Шоке гневно вскочил с места.

— Не смейте еще раз говорить такие слова, молодой Мюльвартер. Вам многое прощают, потому что все знают, что вы горячая голова и не всегда обдумываете то, что говорите в то время.

— Держите язык за зубами! — гневно крикнул Мюльвартер. — Иначе…

— Успокойтесь, господа, успокойтесь! — вмешался бургомистр. — Как можно совещаться, когда вы готовы из-за простого слова лезть на стены.

Оба сенатора все еще стояли друг против друга в вызывающих позах. Но благодаря усилиям других участников совещания они наконец успокоились, после чего Шоке продолжал холодным голосом:

— Я считал своим долгом сообщить высокому совету предложение, сделанное мне как сенатору, с просьбой передать ее сенату. Этот человек берется доставить Штертебекера и хочет за это триста дукатов. Теперь сенат должен решить, принимает ли он это предложение или нет. Если да, я назову здесь имя этого человека и представлю его сенату, чтобы все формальности были закончены.

Николас Шоке сел с решительной миной на свое место, как человек, которому нечего больше сказать по этому делу и ему остается только дожидаться решения других.

Теперь заговорил Клаус Дитмар.

— По зрелом обдумывании я нахожу, господа, что мы должны согласиться на эти триста дукатов. Ведь их придется платить только тогда, когда Штертебекер действительно будет передан в наши руку. Не правда ли, мистер Шоке?

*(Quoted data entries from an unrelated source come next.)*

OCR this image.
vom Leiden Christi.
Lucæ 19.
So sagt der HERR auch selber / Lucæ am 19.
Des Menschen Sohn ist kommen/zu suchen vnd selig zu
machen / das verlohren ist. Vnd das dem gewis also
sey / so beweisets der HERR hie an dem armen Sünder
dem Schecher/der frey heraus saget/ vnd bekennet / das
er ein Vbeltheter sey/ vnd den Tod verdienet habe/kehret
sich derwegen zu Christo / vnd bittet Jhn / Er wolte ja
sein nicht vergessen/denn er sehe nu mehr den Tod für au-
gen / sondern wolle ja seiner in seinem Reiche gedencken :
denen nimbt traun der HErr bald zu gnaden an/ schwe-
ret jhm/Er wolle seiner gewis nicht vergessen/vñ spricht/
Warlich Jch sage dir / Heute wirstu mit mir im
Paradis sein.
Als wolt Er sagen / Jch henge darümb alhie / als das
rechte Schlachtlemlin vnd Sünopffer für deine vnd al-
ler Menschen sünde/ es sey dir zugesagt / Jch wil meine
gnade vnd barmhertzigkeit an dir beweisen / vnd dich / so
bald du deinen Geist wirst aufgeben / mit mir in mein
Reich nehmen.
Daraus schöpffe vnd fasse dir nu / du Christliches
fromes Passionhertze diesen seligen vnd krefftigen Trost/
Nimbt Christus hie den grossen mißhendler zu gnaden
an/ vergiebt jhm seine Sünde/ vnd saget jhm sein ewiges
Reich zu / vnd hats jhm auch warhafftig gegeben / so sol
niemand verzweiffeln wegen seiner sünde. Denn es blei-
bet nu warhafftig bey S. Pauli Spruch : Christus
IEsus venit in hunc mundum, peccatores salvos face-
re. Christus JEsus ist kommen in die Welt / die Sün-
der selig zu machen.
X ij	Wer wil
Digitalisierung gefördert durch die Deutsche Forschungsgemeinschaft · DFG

Шоке утвердительно кивнул головой.

— Значит, мы ничем не рискуем. Арест этого разбойника стоит даже большую сумму. Я, господа, голосую за принятие предложения.

— И я, и я! — кричали бургомистр и другие сенаторы, даже Юрген Мюльвартере голосовал за принятие предложения.

— К порядку, — сказал Бальтазар Гольмстед. — Сенат единогласно решил принять ваше предложение, сенатор Шоке. Теперь вы должны представить нам этого человека. Вы можете это скоро сделать?

— Через несколько минут, господа. Он ждет внизу в ратуше.

— Как? внизу в ратуше? как его имя?

— Вильмс Брауман, сторож маяка в Нейверке.

Все были изумлены этим ответом, ибо этот человек находился на службе у сената. Но это не могло быть основанием отказаться от его помощи, хотя сенат охотнее предпочел бы, чтобы это дело было исполнено посторонним; злые языки всегда сумеют упрекнуть сенат в слишком близком соучастии.

Но дело было уже решено, сенат не мог отказаться от своих слов, и Шоке поручено было ввести Браумана.

Над головой смелого руководителя виталийцев повисла ужасная опасность. Изменник готовился предать его в руки палача, за кровавые серебреники.